Lewat tengah malam, akhirnya muncul berita bahwa Pangdam Jaya mengakui jika anggota TNI terlibat dalam penyerangan ini (gbr 9). Penyerangan ini memang dilakukan oleh seratus anggota TNI yang berada di Cibubur, Jakarta Timur. Mereka termakan berita bohong meski sudah dijelaskan oleh Dandim setempat bahwa Prada MI hanya mengalami kecelakaan tunggal.
gbr 7 gbr 8
gbr 9
Puncak dari pemberitaan ini adalah saat Kasad Jenderal Andika Perkasa melakukan konferensi pers. Di sana ia berjanji akan menindak tegas siapa saja anggota TNI yang terlibat melalui sanksi pemecatan dan mengganti segala kerugian yang diakibatkan anggotanya (gbr 10-11). Hingga kemarin 31 Agustus kasus sudah terbuka lebar dan pemberitaan berisi proses-proses penyelesaian kasus penyerangan Polsek Ciracas tersebut.
gbr 10 gbr 11
Ke Mana Arah Reformasi TNI?
Melihat masih seringnya anggota TNI melakukan tindakan atau aksi yang tidak profesional, pertanyaan yang paling tepat diajukan tentu saja adalah ke mana arah reformasi TNI saat ini? Pertanyaan ini diwujudkan oleh Netray dengan memasukan kata kunci tersebut dalam upaya pemantauan.
Hasilnya terdapat 15 media massa yang mengangkat wacana ini dalam laporan mereka. Namun, jumlah pemberitaan masih sangat jauh dari signifikan, yaitu hingga 31 Agustus hanya ada 20 berita saja. Salah satu media yang membahas wacana reformasi adalah Tempo (gbr 12).
Namun, melihat tindakan Kasad Jenderal Andika Perkasa yang tegas menindak anggotanya yang bersalah, harapan akan berjalannya reformasi ini mungkin masih ada (gbr 13. Akan tetapi, bagi sejumlah pengamat melihat masih banyak celah dari peraturan perundang-undangan yang memberikan hak istimewa bagi anggota TNI sehingga mereka kerap bertindak melampaui hukum.
Pendekatan pra kejadian seperti ini yang seharusnya menjadi fokus TNI agar tidak terjadi peristiwa serupa suatu saat nanti, seperti yang diungkapkan oleh jubir Kompolnas yang menyebut bahwa anggota TNI sekarang memiliki jiwa korsa yang berlebihan.

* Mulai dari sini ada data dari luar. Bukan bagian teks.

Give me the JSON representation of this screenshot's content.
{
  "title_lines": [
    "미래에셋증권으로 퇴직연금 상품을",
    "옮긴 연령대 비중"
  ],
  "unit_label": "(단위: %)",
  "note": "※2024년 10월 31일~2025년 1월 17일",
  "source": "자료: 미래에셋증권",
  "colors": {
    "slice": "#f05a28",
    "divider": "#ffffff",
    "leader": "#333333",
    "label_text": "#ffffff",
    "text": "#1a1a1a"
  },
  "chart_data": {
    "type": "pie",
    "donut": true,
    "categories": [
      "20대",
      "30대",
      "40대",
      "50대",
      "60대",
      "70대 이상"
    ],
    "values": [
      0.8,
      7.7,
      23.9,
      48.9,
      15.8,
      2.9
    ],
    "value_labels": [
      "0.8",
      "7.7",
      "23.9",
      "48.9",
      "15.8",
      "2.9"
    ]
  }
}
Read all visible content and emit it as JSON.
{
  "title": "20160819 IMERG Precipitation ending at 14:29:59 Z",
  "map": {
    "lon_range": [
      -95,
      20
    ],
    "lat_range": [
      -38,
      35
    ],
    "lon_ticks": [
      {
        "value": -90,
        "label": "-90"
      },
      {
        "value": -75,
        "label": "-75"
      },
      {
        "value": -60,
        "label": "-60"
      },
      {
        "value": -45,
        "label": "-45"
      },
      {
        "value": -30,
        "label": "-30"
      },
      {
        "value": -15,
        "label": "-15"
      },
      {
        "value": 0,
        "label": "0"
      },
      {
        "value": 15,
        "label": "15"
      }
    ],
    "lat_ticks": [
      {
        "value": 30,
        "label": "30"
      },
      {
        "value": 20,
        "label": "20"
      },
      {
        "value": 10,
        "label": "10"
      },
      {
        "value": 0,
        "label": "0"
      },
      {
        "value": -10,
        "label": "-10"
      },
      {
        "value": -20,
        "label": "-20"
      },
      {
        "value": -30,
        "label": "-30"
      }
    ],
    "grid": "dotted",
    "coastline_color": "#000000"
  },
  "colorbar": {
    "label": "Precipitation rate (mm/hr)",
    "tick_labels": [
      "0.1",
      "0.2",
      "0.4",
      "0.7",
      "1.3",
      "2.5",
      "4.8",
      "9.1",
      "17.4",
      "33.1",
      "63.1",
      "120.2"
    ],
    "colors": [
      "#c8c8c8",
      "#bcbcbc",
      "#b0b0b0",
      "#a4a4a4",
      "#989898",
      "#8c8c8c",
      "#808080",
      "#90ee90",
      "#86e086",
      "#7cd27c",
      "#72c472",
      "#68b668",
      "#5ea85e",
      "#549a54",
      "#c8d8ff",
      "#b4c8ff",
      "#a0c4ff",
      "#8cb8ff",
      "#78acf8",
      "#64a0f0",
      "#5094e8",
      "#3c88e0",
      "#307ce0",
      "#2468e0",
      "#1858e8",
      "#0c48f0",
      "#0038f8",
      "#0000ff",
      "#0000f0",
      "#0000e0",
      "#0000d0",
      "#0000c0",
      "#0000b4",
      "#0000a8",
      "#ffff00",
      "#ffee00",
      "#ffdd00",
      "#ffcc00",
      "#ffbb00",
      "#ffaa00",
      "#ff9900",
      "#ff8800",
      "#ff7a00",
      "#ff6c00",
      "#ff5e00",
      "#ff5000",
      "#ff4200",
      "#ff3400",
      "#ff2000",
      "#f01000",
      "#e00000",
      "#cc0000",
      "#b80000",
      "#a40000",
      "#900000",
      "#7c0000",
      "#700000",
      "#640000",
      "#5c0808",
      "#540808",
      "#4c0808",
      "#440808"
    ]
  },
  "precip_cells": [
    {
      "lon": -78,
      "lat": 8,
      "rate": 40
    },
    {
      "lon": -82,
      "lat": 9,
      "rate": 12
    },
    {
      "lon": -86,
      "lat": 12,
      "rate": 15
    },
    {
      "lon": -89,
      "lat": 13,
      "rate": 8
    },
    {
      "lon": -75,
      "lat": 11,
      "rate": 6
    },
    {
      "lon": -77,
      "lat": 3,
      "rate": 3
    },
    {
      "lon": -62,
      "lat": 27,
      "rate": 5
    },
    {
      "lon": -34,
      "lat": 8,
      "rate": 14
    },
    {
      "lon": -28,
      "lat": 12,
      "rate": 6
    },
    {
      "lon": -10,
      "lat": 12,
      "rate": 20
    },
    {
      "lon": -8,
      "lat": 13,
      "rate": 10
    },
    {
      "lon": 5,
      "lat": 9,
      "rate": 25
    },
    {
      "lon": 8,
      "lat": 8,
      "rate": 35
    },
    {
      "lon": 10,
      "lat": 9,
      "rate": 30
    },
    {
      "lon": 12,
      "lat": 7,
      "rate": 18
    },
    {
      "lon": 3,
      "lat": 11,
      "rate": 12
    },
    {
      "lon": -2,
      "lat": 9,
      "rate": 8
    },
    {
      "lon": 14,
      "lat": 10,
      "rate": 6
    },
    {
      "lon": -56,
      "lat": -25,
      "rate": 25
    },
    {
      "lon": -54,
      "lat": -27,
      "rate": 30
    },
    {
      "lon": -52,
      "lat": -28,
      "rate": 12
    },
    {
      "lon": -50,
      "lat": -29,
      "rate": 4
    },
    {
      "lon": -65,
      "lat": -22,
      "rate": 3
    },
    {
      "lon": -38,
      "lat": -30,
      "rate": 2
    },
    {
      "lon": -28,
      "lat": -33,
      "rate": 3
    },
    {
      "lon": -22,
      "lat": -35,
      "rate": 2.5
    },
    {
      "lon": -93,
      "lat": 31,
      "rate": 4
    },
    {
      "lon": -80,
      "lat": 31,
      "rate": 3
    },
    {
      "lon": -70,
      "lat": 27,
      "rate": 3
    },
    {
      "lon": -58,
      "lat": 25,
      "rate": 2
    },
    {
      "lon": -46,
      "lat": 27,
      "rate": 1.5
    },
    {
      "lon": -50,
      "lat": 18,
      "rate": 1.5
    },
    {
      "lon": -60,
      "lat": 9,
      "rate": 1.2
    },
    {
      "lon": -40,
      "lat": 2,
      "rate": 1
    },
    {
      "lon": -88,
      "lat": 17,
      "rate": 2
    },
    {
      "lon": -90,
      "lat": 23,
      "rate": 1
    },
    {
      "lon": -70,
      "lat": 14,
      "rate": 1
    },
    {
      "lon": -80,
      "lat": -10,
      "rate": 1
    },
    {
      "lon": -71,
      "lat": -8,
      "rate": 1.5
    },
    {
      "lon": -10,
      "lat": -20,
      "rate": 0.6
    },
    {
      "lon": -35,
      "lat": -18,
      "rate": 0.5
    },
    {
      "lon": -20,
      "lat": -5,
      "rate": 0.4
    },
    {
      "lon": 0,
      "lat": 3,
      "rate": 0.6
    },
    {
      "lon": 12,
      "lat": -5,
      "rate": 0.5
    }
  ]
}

Hal ini tentu berhubungan dengan kurikulum indoktrinasi saat pendidikan (gbr 14).
gbr 13 gbr 14
Atau pendapat Hendardi dari Setara Institute yang melihat akar permasalah perilaku vigilante ini dikarenakan anggota TNI mendapat sistem persidangan yang berbeda kala melakukan pelanggaran. Menurutnya, jika memang anggota TNI melakukan kejahatan yang bersifat umum maka lebih baik mereka disidang melalui peradilan umum juga sehingga statusnya sama dengan warga sipil (gbr 15). Hendardi dengan nada pesimis juga menyebut jika peristiwa ini merupakan bukti kegagalan reformasi TNI (gbr 16).
gbr 15 gbr 16
Agaknya frasa ‘reformasi TNI’ saat ini sudah bukan menjadi mantra yang kuat untuk mengkerangkai kasus yang melibatkan aksi indisipliner atau ketidakprofesionalan prajurit Indonesia. Mereka yang melakukan tindakan tersebut dianggap sebagai penyimpangan semata dan hanya membutuhkan tindakan tegas pasca peristiwa. Tanpa melihat bahwa fenomena tersebut merupakan ekses sistemik dari mandeknya perubahan dari dalam TNI sendiri.